Where is my protein labelled?

There are many applications for which labelling of proteins is commonly used, for example tracking of the protein of interest within a complex biological system, and even in vivo.  However, the specific residues labelled and the extent of the labelling may have an effect on the activity of the protein.

We used our bottom-up DDA proteomics platform technology, ProQuant^® , to locate and quantify the sites and extent of iodine labelling in a purified protein. In this case, the protein was designed to be processed following administration, and the location of the iodine would have a marked impact on the interpretation of the results.

We detected no labelling on histidine residues, confirming the preferential labelling of tyrosine residues.  However, across the different tyrosine residues (all of which had some labelling detected), there were differences in the extent of the iodination detected.  The exceptional precision of our patented ProQuant^® DDA platform technology in the measurement of the abundance of individual peptides enabled us to detect and interpret even small changes in labelling.

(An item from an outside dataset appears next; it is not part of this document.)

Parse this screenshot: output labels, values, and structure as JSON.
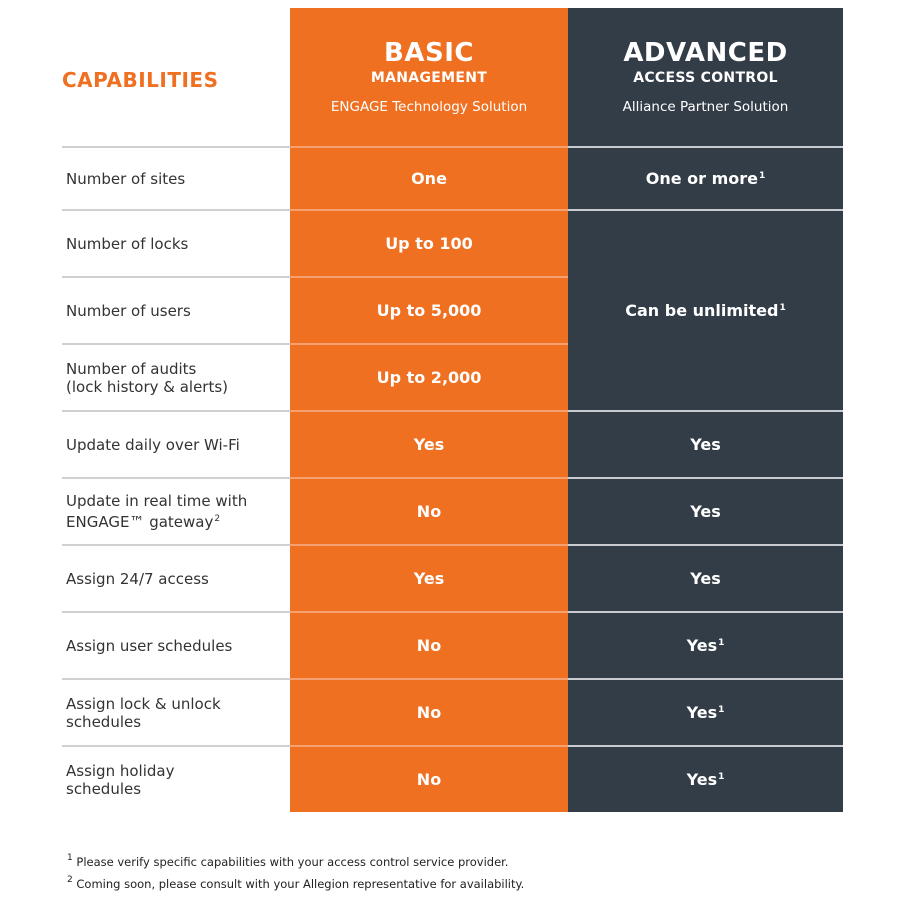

Furthermore, in addition to this simple analysis we also examined those peptides originally unidentified by the bioinformatics software but which showed a dose-dependent increase in signal following labelling. Using a series of custom scripts we delved into the MS2 fragmentation patterns and identified not only di-iodination of some of the tyrosine residues but even occasions where presumably the generation of the probe was in error because some of the tyrosines were found to be labelled with bromine!

Overall, as well as the reassurance that the labelling protocol had been successful, it was possible to confirm which part of the molecule would be likely to be detected in in vivo experiments after cleavage and processing and the labelling was unlikely to affect the biological activity of the molecule.